Intervista con il Ministro dell’Ambiente: Corrado Clini

A cura di Caterina Vinci - ENEA, Servizio informazione e promozione dei progetti ENEA

La presentazione del libro “Fukushima” di Alessandro Farruggia, avvenuta il 6 marzo scorso a Roma, nella splendida sala Igea di Palazzo Mattei di Paganica, sede storica dell’Istituto dell’Enciclopedia Italiana, è stata l’occasione per il Ministro dell’Ambiente, Corrado Clini, per tracciare, tra l’altro, quella che secondo lui dovrebbe essere la strategia ambientale nel nostro Paese. Questa strategia vede nella protezione dell’ambiente le opportunità di sviluppo nel quale un ruolo fondamentale viene giocato dall’energia ed in particolare dalle energie rinnovabili. E lo sviluppo delle rinnovabili, ha detto Clini, deve necessariamente basarsi, oltre che su nuove tecnologie, anche e soprattutto su un sistema costituito dalla generazione distribuita che combina elettricità, calore e freddo e che è abbinata alle reti intelligenti (smart grids). Ma ci sarà un gran lavoro da fare in Italia, perché il nostro sistema si è invece consolidato sui grandi impianti energetici e sulle grandi reti di trasmissione energetica.

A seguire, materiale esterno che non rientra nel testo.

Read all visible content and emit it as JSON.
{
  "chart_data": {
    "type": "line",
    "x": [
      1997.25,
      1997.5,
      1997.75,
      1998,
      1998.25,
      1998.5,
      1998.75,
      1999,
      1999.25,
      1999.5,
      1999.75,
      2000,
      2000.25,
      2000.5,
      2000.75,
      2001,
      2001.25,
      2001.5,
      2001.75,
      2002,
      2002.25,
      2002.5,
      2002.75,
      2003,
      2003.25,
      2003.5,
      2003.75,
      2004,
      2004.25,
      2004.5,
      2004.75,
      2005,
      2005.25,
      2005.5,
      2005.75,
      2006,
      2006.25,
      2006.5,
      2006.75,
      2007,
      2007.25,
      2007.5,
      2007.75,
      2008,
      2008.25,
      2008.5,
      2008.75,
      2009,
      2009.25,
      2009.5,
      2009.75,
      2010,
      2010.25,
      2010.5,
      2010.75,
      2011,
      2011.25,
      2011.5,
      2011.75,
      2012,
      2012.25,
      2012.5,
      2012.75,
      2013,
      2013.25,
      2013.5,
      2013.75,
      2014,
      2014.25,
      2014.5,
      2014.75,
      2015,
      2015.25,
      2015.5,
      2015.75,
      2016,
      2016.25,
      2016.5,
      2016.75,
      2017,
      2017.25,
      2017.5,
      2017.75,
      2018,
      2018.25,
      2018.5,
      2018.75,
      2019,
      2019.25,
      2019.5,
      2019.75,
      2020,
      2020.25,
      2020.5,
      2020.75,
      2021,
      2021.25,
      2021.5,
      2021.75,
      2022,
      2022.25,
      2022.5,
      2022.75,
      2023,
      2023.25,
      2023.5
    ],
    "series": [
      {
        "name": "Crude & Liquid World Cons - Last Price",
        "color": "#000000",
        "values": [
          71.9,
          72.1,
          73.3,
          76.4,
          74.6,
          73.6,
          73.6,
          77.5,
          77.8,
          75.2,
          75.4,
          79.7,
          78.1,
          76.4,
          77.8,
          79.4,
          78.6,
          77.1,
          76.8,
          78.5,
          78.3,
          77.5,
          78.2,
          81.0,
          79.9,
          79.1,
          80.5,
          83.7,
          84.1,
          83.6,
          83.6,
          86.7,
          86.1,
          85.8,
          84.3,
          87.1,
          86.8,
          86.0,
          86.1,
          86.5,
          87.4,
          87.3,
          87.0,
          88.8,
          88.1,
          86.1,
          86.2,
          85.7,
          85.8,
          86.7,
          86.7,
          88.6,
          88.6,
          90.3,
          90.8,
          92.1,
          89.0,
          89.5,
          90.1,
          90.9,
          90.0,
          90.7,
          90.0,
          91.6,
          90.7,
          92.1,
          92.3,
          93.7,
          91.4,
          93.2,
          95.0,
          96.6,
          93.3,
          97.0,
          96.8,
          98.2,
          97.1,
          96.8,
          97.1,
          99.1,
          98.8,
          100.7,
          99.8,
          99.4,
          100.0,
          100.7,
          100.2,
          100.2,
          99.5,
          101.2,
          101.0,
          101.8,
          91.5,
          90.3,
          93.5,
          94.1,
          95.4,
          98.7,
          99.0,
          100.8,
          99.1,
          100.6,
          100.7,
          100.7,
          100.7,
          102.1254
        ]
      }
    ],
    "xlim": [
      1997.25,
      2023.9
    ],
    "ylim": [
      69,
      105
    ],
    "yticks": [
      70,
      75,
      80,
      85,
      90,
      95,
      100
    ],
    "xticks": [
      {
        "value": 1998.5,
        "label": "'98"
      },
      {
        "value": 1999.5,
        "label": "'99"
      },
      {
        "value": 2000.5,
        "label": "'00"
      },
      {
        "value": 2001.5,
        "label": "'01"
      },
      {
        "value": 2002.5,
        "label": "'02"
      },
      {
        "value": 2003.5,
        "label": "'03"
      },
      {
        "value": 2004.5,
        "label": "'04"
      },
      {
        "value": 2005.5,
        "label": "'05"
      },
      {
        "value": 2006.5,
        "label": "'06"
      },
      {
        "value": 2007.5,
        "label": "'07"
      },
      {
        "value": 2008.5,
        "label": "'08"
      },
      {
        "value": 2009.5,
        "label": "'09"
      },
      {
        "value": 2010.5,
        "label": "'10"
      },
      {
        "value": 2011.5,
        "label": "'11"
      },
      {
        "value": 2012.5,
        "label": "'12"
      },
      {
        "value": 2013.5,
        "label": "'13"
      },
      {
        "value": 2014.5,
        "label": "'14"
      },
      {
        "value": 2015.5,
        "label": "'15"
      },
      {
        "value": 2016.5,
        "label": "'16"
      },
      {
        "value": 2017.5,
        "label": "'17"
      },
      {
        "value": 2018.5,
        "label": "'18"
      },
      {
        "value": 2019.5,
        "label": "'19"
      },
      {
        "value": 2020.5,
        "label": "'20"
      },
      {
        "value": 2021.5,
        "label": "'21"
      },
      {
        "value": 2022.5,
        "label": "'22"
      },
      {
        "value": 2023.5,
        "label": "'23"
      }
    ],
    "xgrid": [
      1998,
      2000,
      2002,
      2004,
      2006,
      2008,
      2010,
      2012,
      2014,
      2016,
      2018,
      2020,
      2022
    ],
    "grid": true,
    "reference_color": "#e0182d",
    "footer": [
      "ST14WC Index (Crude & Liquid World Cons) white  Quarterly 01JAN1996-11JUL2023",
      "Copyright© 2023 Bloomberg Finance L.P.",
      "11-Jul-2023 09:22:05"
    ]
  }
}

Inoltre, ha chiarito il ministro Clini, incentivare le fonti rinnovabili non rappresenta uno spreco di risorse, anche se il sistema di incentivi ha privilegiato i consumi finali piuttosto che gli investimenti per lo sviluppo tecnologico. Sarebbe un gravissimo danno non investire nelle rinnovabili in Italia e in Europa. Servirebbe, piuttosto, orientare il supporto degli incentivi pubblici finalizzandoli in investimenti per l’innovazione tecnologica ed in particolare verso tecnologie energetiche innovative, comprese quelle rinnovabili, tenendo conto che in Italia ci sono esperienze importanti. Esperienze tali da attirare investimenti stranieri – americani, tedeschi, cinesi – non nella parte di maggiore redditività finanziaria degli incentivi, ma nella fase della ricerca per l’innovazione. Da questo punto di vista, la Conferenza delle Nazioni Unite sullo Sviluppo Sostenibile che si terrà a giugno sarà un’occasione preziosa, secondo il Ministro, per la diffusione di esperienze innovative e la raccolta di investimenti.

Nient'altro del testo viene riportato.